開幕からの未勝利数を『4』に伸ばすと同時に、3連敗で降格圏低迷の現状。同氏は、オーナーや経営陣の退任は現実味がないとした上で、「この状況において唯一のシナリオ、唯一の希望と言えるのは、カルロス・コルベランが退くことだけだ」と指摘。続けて、「ドレッシングルームに刺激を与え、チームに波紋を広げることができる。(12ポイント中1ポイントは)まったくもって嘆かわしい。
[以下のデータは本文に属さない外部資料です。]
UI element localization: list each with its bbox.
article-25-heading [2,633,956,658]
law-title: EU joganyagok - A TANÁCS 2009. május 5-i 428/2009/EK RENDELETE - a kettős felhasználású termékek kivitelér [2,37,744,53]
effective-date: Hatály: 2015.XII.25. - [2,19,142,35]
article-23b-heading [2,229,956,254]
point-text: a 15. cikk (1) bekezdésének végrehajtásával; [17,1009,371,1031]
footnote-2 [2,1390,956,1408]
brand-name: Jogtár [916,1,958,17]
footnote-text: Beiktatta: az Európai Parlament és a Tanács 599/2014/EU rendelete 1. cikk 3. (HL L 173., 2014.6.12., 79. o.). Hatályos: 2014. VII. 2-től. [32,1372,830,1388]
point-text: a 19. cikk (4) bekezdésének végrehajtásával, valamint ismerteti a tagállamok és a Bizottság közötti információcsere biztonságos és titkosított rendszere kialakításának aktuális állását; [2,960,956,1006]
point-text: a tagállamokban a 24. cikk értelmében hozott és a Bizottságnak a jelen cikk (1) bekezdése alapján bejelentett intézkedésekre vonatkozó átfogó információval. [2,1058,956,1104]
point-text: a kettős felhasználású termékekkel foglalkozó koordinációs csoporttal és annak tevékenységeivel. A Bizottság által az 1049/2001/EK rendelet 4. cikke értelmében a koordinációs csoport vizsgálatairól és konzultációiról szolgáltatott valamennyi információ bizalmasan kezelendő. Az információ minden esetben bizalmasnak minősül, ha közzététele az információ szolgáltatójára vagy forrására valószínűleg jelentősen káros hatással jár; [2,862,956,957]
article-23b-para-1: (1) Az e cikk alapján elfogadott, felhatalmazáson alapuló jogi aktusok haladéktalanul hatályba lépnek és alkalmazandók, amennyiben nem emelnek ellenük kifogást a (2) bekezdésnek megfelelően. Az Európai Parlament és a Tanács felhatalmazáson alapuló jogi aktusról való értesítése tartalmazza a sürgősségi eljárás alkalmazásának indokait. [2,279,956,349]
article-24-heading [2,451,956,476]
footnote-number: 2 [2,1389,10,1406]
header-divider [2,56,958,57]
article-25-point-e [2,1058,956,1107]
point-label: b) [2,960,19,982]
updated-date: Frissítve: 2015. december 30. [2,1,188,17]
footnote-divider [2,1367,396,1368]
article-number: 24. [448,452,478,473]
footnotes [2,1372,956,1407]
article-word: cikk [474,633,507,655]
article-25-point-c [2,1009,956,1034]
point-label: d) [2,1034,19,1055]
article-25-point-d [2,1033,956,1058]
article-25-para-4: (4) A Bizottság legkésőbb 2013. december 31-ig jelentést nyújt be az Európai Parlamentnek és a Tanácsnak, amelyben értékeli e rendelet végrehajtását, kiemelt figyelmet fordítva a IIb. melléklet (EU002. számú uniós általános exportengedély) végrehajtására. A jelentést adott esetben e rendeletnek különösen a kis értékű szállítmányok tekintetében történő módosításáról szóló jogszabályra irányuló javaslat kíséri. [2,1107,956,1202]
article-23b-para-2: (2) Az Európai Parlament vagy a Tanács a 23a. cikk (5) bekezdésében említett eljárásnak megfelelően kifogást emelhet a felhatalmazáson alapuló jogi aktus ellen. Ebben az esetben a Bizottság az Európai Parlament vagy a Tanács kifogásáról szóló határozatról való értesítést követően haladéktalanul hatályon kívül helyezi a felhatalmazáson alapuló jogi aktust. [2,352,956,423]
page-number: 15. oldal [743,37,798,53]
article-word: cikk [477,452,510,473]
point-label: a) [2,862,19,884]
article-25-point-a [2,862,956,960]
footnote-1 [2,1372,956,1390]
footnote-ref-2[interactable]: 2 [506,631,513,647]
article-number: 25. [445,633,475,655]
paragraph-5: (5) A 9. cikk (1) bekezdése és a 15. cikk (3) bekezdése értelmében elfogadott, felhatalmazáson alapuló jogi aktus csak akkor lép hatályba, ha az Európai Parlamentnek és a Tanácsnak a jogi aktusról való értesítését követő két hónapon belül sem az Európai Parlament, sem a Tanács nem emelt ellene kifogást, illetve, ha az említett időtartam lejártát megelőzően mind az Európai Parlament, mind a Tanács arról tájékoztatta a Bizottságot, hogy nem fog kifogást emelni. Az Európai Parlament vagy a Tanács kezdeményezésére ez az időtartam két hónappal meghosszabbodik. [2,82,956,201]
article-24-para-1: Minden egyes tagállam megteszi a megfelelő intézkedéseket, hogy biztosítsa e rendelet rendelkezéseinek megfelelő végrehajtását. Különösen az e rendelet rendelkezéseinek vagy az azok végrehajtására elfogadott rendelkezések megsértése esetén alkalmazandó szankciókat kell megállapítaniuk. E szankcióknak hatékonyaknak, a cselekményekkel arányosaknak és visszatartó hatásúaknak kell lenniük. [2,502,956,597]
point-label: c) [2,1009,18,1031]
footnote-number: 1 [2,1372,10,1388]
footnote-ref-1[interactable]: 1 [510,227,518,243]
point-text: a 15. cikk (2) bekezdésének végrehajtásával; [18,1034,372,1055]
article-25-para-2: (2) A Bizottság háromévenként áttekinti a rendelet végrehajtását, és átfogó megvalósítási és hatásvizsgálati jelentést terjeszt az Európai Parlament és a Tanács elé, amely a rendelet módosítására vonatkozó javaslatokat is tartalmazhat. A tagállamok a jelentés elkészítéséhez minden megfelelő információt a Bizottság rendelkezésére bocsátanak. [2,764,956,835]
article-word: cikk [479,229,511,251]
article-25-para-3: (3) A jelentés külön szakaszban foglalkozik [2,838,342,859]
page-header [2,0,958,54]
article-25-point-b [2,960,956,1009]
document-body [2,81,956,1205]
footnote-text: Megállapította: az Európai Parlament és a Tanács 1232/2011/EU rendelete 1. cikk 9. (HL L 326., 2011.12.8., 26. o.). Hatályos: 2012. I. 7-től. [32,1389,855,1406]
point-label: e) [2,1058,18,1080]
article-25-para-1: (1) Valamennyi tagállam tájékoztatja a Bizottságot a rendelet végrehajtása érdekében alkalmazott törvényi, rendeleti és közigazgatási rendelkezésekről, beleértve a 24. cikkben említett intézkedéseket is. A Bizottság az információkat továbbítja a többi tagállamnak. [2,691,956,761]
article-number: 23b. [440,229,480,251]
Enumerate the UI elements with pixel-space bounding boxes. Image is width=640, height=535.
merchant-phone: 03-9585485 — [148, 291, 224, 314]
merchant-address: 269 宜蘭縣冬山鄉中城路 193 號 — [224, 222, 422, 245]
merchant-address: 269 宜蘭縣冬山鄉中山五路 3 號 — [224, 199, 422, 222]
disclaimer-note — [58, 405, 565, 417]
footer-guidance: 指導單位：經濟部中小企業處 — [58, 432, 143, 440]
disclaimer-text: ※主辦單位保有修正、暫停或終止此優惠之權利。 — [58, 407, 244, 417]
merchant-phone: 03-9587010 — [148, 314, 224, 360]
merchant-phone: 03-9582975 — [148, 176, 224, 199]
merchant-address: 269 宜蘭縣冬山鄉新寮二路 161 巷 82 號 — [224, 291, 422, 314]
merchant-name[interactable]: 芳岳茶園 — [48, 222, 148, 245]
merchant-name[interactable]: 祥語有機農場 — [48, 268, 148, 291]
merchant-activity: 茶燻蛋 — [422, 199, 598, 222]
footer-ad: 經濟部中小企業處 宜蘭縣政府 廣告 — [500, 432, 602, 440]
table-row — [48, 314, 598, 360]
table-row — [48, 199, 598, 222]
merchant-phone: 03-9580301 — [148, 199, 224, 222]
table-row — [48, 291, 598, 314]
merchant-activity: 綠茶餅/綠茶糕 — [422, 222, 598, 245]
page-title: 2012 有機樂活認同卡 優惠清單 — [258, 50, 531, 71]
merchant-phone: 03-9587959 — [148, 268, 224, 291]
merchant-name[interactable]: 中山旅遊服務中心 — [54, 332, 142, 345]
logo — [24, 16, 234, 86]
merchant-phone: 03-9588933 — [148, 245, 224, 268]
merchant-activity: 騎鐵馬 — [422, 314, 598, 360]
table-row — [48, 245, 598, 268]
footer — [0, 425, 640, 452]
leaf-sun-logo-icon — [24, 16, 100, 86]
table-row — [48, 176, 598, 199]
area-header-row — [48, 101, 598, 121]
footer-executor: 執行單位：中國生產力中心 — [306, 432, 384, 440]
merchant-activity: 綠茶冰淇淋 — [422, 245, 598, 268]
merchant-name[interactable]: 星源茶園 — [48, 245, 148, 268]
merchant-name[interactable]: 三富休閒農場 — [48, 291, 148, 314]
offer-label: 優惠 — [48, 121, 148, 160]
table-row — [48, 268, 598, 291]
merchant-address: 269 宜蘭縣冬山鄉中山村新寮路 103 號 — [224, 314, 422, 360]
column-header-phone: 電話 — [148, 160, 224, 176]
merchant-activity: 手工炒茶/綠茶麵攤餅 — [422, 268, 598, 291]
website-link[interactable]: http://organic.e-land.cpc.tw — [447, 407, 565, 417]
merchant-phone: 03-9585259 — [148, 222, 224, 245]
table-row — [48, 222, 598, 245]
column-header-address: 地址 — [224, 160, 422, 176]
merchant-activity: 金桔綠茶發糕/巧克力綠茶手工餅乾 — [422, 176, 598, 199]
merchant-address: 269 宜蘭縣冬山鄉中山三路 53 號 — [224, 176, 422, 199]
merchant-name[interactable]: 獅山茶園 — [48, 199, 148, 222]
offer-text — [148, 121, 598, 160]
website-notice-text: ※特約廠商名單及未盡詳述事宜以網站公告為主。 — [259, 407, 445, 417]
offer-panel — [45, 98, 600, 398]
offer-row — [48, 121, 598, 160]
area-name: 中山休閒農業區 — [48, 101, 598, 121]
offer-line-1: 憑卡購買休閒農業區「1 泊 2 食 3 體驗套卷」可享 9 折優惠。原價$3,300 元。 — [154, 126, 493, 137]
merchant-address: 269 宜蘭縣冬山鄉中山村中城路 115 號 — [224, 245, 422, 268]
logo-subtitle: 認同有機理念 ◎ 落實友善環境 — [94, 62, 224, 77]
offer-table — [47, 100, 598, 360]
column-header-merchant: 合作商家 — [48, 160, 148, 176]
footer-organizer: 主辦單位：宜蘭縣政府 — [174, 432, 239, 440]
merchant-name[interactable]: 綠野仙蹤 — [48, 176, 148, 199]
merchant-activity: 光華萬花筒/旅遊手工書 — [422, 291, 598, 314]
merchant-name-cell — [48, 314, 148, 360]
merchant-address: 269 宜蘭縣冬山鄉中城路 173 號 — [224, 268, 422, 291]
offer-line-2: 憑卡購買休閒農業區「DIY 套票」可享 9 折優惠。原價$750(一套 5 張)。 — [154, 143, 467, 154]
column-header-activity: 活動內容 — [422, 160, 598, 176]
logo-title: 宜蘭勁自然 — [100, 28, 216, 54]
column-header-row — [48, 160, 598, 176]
解決策どころか、現時点では最大の問題そのものだ」とコルベラン監督の手腕を痛烈に批判するとともに、指揮官交代の“ブースト”に賭けるしかないと述べた。
なお試合後、バレンシアニスタの怒りが最高潮に達した模様。一部サポーターは、試合前から“悪名高きオーナー”ことピーター・リムおよび経営陣に対する、お馴染みの抗議活動を実施していたなかでの5失点大敗で、不満が爆発したとのこと。スペイン紙『エル・デスマルケ』によると、メインスタンド側に集結した約2000人のサポーターが、選手や監督、クラブ関係者の出入口を封鎖。選手たちはミックスゾーンでのメディア対応を控え、チームバスは警察の厳重な護衛の下、通常のルートとは異なる経路でスタジアムを後にしたと伝えている。
バレンシアの次戦は、11日のセビージャ戦となる。